Jovenel Moise, Président de la République

Jovenel Moise, Président de la République

Texte d'opinion proposé par Wesly JEAN et Miki JULIEN

Plus personne n'est épargnée par cette vague de violence qui sévit dans les grandes villes du pays particulièrement dans la zone métropolitaine de Port-au-Prince, où policiers et honnêtes citoyens sans distinction succombent sous les projectiles des bandits. Depuis environ six (6) mois des groupes armés assiègent certains quartiers de la capitale tels que: Cité de Dieu, Martissant, Grand-Ravine et La Saline pour ne citer que ceux-là. 

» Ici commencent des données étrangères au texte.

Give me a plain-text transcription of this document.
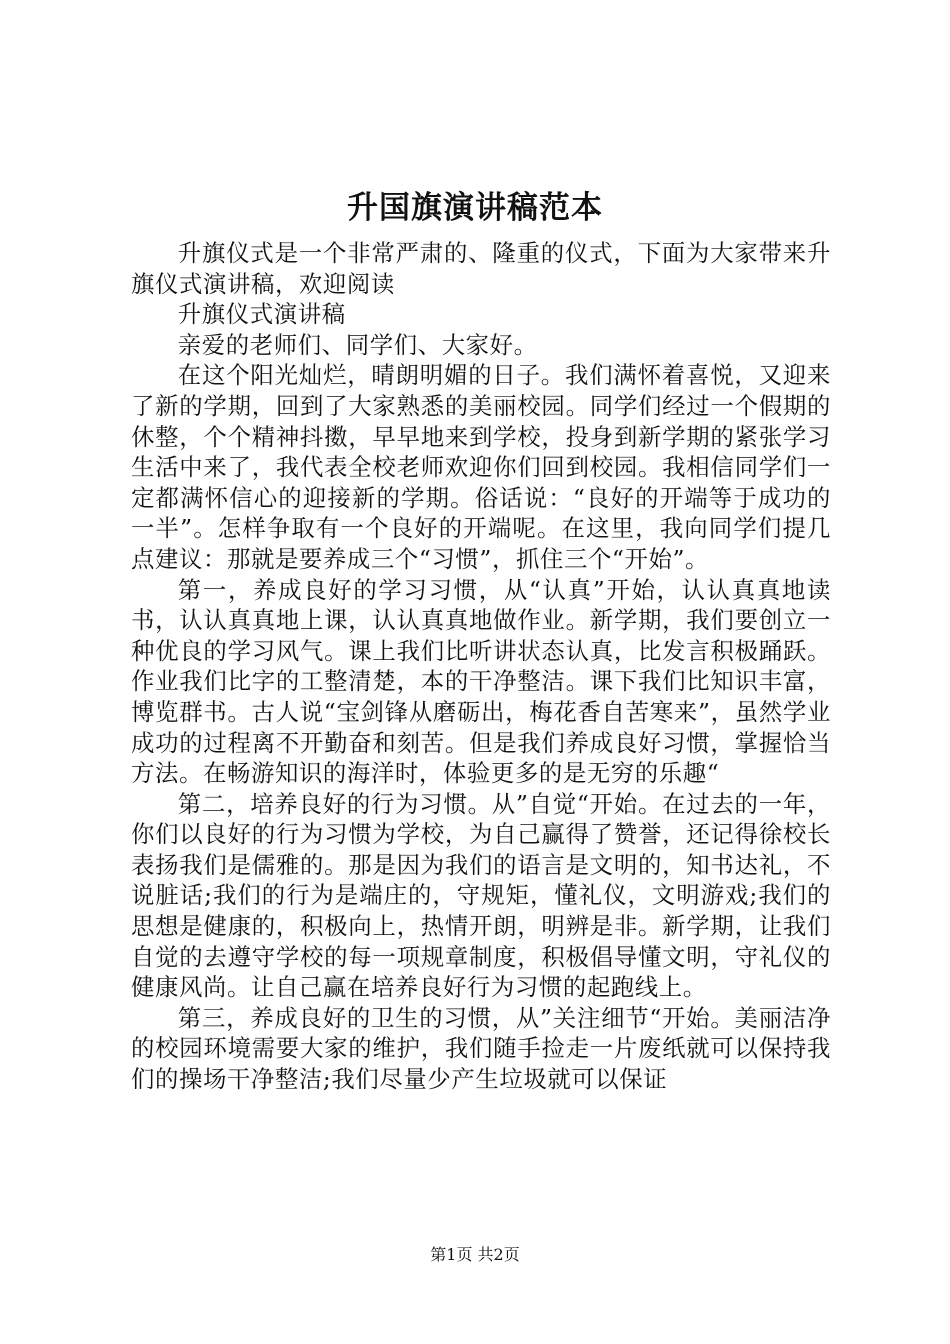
升国旗演讲稿范本

升旗仪式是一个非常严肃的、隆重的仪式，下面为大家带来升旗仪式演讲稿，欢迎阅读

升旗仪式演讲稿

亲爱的老师们、同学们、大家好。

在这个阳光灿烂，晴朗明媚的日子。我们满怀着喜悦，又迎来了新的学期，回到了大家熟悉的美丽校园。同学们经过一个假期的休整，个个精神抖擞，早早地来到学校，投身到新学期的紧张学习生活中来了，我代表全校老师欢迎你们回到校园。我相信同学们一定都满怀信心的迎接新的学期。俗话说：“良好的开端等于成功的一半”。怎样争取有一个良好的开端呢。在这里，我向同学们提几点建议：那就是要养成三个“习惯”，抓住三个“开始”。

第一，养成良好的学习习惯，从“认真”开始，认认真真地读书，认认真真地上课，认认真真地做作业。新学期，我们要创立一种优良的学习风气。课上我们比听讲状态认真，比发言积极踊跃。作业我们比字的工整清楚，本的干净整洁。课下我们比知识丰富，博览群书。古人说“宝剑锋从磨砺出，梅花香自苦寒来”，虽然学业成功的过程离不开勤奋和刻苦。但是我们养成良好习惯，掌握恰当方法。在畅游知识的海洋时，体验更多的是无穷的乐趣“

第二，培养良好的行为习惯。从”自觉“开始。在过去的一年，你们以良好的行为习惯为学校，为自己赢得了赞誉，还记得徐校长表扬我们是儒雅的。那是因为我们的语言是文明的，知书达礼，不说脏话;我们的行为是端庄的，守规矩，懂礼仪，文明游戏;我们的思想是健康的，积极向上，热情开朗，明辨是非。新学期，让我们自觉的去遵守学校的每一项规章制度，积极倡导懂文明，守礼仪的健康风尚。让自己赢在培养良好行为习惯的起跑线上。

第三，养成良好的卫生的习惯，从”关注细节“开始。美丽洁净的校园环境需要大家的维护，我们随手捡走一片废纸就可以保持我们的操场干净整洁;我们尽量少产生垃圾就可以保证

第1页 共2页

Les habitants de ces quartiers se trouvent entre l’enclume et le marteau, ils ne savent plus à quel saint se vouer et à cause de leurs situations économiques précaires n'ont pas d'endroit où se réfugier. À la tête de chacun des quartiers précités règne un chef (bandit) qui défie les forces de l'ordre avec sa lourde artillerie (armes automatiques et de grand calibre), terrorise les gens et établit ses lois. Les intrigantes questions que l'on se pose tous à ce sujet et qui restent jusqu'à présent sans réponse sont les suivantes: Qu'est-ce qui engendre cette guerre fratricide dans les quartiers populaires? Qui alimente cette violence à grande échelle ? Ces jeunes des quartiers
pauvres, où trouvent-ils les moyens pour se procurer des armes et des munitions, lorsque nous savons tous que ces matériels sont très couteux et qu'Haïti n'est pas producteur d'arme et de munition? Quand cette guerre prendra-t-elle fin? 

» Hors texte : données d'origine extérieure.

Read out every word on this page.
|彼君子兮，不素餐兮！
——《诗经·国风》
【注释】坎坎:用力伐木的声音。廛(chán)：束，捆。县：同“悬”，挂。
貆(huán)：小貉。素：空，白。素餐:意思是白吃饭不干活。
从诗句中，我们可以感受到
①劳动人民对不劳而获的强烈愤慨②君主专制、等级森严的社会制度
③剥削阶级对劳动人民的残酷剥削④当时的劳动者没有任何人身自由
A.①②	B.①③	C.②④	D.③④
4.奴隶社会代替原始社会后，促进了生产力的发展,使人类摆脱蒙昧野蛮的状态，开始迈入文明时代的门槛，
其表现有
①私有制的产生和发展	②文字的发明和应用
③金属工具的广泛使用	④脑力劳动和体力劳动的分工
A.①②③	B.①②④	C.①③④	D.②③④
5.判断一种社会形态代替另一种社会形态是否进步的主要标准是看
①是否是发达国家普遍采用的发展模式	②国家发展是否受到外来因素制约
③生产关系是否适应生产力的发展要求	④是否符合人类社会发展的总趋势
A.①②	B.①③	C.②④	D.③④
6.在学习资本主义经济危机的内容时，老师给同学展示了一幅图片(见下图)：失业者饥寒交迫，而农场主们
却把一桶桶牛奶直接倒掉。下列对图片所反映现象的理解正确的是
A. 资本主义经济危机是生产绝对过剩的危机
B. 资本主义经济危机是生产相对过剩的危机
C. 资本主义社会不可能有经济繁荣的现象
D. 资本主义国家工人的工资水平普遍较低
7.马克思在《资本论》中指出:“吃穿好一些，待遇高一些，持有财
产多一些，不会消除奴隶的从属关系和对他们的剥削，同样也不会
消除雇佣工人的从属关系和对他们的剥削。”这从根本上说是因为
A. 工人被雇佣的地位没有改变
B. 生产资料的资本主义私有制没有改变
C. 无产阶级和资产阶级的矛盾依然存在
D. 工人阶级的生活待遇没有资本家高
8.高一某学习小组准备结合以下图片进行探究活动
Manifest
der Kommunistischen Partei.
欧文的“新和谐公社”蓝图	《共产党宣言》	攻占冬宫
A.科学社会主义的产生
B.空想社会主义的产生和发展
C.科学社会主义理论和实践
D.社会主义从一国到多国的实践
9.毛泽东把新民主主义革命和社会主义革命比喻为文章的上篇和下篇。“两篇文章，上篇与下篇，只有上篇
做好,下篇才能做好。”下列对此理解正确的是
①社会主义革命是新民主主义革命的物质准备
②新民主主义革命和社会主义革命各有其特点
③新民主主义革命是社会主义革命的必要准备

Sans exagérer, il est donc clair que le gouvernement est complètement dépassé par les évènements et se montre de plus en plus impuissant face à cette funeste situation qui dure trop. D'un autre côté, reddition de compte et départ du pouvoir en place sont les exigences des leaders de l'opposition qui s'accaparent à tout prix du mouvement Petrocaribe. Et sans grand étonnement, on constate une réduction du nombre de manifestant dans les rues à cause de certaines discordances et les annonces de violence faites ces derniers jours. Le bilan très mitigé de la journée du 18 novembre fait encore planer des doutes. Doit-on se fier aux chiffres de la police ou à ceux de l'opposition politique? 

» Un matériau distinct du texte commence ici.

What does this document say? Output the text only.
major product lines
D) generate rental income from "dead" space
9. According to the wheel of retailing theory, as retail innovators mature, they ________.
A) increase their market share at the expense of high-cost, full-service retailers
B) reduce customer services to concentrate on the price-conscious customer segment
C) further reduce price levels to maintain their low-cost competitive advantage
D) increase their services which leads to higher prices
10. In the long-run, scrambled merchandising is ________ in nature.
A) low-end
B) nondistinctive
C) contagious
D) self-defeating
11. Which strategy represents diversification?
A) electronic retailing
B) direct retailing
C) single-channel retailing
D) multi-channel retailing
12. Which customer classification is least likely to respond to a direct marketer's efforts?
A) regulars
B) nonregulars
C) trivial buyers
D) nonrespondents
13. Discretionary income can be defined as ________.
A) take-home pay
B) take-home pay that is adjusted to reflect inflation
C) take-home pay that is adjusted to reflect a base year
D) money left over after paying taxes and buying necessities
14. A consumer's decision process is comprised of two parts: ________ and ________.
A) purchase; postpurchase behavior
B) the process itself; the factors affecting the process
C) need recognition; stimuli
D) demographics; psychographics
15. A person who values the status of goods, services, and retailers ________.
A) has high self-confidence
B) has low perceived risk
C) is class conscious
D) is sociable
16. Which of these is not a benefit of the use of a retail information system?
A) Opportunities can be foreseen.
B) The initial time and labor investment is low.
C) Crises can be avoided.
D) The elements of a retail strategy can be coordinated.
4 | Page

Certains considèrent la commémoration de la bataille de Vertières à Port-au-prince, hors du site historique comme une stratégie politique, une décision de sagesse en vue d’éviter des dommages collatéraux au cas où le président aurait été attaqué. D'autres pensent que Jovenel Moïse déjà en perte de légitimité craint de perdre la face devant l'opposition politique qui se renforce de plus en plus et se satisfait d'avoir fait échec au pouvoir et pense pouvoir le renverser très prochainement. 

Toutefois, quant à la gestion du pays après un éventuel départ du Président Jovenel Moïse, l'approche du secteur démocratique et populaire ne rassure personne. De ce fait, le pays risque de sombrer dans un chaos pire que celui de février 2004, qui nécessitera bien sûr l’intervention des FORCES ONUSIENNES. À ce moment, l’international imposera tout à l’opposition malgré ses excès et son arrogance. Vaut mieux d’être avant-gardiste et éviter tout ce mal au pays, puisque nous clamons tous un amour inconditionnel pour Ayiti et nous disons toujours qu’aucun sacrifice n’est jamais trop grand pour sauver la patrie.

Si Haïti fait toujours face à ces genres de crises politiques incessantes, c’est tout simplement parce que nous créons un interminable conflit entre le droit et la politique. Un problème qui est déjà résolu par le principe de la légalité (des sujets de droit) qui est donc le fondement même de l’État Droit, selon lequel toute norme, toute décision qui est contraire à la constitution et aux lois, est susceptible de provoquer une sanction juridique. Ce qui signifie, en des termes clair, que le pouvoir politique est limité par le Droit. La politique crée le Droit mais une fois créé, le droit prime sur la politique pour régler la vie en société, car les actes et actions des politiques doivent-être prévus et encadrés par le Droit pour rassurer les citoyens.

Mais malheureusement, la volonté de la politique à tout absorber, sans se soumettre au Droit (règles de droit), a inversé l’ordre des choses. Depuis que la politique prime sur le Droit, c’est donc l’anarchie presque totale. Et c’est exactement le cas actuel de notre société, prise en otage par la politique depuis bien lustre sans pouvoir se libérer.

Wesly JEAN et Miki JULIEN, Licenciés en Droit.